China upgraded the missile system of its only Luhai-class destroyer Shenzhen, which will resume operations with the People’s Liberation Army Navy’s fleet in the South China Sea. The move comes at a time when tensions continue to mount in the disputed region.

Shenzhen’s missile system was upgraded to a 32-cell vertical launch to fire medium-range HHQ-16 surface-to-air missiles, according to a report by IHS Jane’s 360, a British publishing company that keeps records on military equipment, on Wednesday. HHQ-16 SAM system is reported to have a range of 19 nautical miles and a maximum speed of 2,148 miles per hour. According to defense experts, it is comparable to the Russian Gollum/Shtil-2 missile system.

Four 37 mm twin anti-aircraft guns have also been replaced with two Type 1130 close-in weapon systems along with upgraded surface and air search radars. Shenzhen’s radar system has also been improved to take out a blind spot in the previous system’s visible range.
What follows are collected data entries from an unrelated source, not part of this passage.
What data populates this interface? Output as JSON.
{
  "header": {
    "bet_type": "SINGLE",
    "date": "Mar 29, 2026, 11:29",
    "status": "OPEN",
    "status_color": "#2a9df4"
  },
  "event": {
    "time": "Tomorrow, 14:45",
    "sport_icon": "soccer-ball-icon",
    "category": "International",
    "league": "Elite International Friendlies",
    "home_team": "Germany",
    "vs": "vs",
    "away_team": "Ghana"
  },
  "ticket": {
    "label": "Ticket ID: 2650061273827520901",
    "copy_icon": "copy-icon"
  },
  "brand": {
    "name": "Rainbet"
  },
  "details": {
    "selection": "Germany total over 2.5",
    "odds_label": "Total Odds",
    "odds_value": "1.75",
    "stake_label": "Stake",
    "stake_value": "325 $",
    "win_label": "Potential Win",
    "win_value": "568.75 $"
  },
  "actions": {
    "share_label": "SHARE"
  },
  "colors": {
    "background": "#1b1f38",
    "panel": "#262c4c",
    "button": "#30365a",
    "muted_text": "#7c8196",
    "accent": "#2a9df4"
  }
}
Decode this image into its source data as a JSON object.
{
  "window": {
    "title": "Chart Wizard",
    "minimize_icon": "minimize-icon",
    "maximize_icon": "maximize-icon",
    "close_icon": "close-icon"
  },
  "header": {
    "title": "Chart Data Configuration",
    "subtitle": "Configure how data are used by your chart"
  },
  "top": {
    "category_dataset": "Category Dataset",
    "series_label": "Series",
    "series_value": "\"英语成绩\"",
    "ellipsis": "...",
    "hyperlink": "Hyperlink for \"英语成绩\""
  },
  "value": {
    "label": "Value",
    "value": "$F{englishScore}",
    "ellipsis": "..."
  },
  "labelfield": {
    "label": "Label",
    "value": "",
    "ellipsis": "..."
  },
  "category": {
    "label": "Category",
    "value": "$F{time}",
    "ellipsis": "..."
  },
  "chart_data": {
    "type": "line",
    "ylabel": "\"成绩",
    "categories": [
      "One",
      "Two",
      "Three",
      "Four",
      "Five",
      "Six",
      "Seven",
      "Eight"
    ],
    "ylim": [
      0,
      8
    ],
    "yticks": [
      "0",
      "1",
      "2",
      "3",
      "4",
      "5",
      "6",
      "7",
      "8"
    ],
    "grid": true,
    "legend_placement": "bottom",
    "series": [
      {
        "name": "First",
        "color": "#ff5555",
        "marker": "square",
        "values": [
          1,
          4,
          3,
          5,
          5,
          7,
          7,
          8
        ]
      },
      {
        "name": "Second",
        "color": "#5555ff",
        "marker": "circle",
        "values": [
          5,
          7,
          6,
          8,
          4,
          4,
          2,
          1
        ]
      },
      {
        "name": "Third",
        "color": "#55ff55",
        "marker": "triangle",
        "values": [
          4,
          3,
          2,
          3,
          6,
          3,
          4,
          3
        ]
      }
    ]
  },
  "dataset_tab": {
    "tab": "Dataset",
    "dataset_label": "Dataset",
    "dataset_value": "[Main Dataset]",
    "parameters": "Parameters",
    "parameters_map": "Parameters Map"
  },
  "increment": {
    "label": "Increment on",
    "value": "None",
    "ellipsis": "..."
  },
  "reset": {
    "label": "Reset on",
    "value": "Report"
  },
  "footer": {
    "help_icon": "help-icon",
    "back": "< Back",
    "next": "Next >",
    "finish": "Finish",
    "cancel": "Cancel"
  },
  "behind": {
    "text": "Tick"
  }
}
The 6,000-ton destroyer was commissioned in 1999, and it is exclusive among modern destroyer classes due to its steam propulsion system. Shenzhen also works as a helicopter hangar and has space for the landing and takeoff of up to two helicopters.

The development comes nearly a month after the Permanent Court of Arbitration in the Hague ruled that China’s unreserved claims in the South China Sea are illegal and not based on any historic claims. In response, Beijing rejected the court’s ruling with Chinese President Xi Jinping saying the South China Sea islands have been “Chinese territories since ancient times.” Russia supported China’s rejection of the court ruling.

The South China Sea region has been long contested, with Brunei, China, Malaysia, the Philippines, Taiwan and Vietnam laying claim to various areas. Beijing has been expanding its presence in the disputed region and has built three runways on the Spratly archipelago. However, China has consistently defended its actions, saying it does not have any intentions of starting a conflict and that its aircraft facilities will maintain safety in the region.